Enraged by the drive-by shooting of Mufti Nizamuddin Shamzai, rioters set fire to banks, shops, a police station and a KFC fast-food restaurant, and traded gunfire with security forces, leaving more than a dozen people injured.
Tens of thousands of mourners later gathered for the evening funeral, where police and rangers numbered 15,000. Security forces sparked more anger when they fired warning shots over the mourners’ heads to disperse the crowd.
Shamzai, in his 70s, had met Al Qaeda leader Osama bin Laden and was a strong supporter of Afghanistan’s former Taliban government.
He was a fervent critic of Pakistani President Pervez Musharraf’s support of the U.S.-led war on terrorism, and he strongly opposed the wars in Afghanistan and Iraq.
The soft-spoken cleric was shot dead as he traveled in a pickup truck to his Sunni religious school.
Witnesses told police that as many as six gunmen riding in two cars and on a motorcycle opened fire on Shamzai’s vehicle, wounding one of his sons, a nephew, his driver and a police bodyguard.
No one claimed responsibility for the shooting, which Prime Minister Mir Zafarullah Khan Jamali condemned as a “dastardly act of terrorism.”

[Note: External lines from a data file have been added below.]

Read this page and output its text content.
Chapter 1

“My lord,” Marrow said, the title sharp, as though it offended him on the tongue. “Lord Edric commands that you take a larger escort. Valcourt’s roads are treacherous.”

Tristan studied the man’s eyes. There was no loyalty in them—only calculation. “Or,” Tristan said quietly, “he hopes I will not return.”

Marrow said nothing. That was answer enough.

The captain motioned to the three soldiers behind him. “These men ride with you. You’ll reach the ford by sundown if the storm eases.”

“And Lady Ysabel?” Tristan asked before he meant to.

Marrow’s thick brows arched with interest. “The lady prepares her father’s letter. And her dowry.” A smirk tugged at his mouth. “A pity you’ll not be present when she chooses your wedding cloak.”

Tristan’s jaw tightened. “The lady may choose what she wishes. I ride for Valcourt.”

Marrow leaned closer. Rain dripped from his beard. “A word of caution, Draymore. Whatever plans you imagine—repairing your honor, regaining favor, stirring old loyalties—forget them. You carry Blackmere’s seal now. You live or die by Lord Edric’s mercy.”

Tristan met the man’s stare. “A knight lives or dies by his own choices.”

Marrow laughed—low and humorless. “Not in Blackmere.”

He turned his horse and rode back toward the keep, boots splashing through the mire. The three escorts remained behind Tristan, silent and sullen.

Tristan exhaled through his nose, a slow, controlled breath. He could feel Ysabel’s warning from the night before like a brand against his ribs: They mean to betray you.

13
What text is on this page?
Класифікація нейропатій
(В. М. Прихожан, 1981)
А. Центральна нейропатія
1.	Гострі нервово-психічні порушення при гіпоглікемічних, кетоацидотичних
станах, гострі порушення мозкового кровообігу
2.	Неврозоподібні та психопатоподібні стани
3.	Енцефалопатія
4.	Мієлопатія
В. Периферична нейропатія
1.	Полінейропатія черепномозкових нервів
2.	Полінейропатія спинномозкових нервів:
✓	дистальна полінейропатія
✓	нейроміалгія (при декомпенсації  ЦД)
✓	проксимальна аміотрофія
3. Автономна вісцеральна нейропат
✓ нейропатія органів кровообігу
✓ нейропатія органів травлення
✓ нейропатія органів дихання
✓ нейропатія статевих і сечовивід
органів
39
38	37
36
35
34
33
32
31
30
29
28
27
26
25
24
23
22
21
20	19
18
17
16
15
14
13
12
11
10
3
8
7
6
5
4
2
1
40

In the riots, Sunni students, some shouting slogans against rival Shiite Muslims, took to the streets. Paramilitary forces were deployed to protect Shiite mosques amid fears of sectarian violence.
The attack came three weeks after a suicide bomber killed at least 14 worshipers at a Shiite mosque in Karachi, and days after two car bombings near the U.S. consul’s residence that killed one person and injured at least 25.
Nearly 80% of the people in this Islamic country are Sunnis and live peacefully with minority Shiites, but radical groups on both sides often launch deadly attacks against members of the other sect.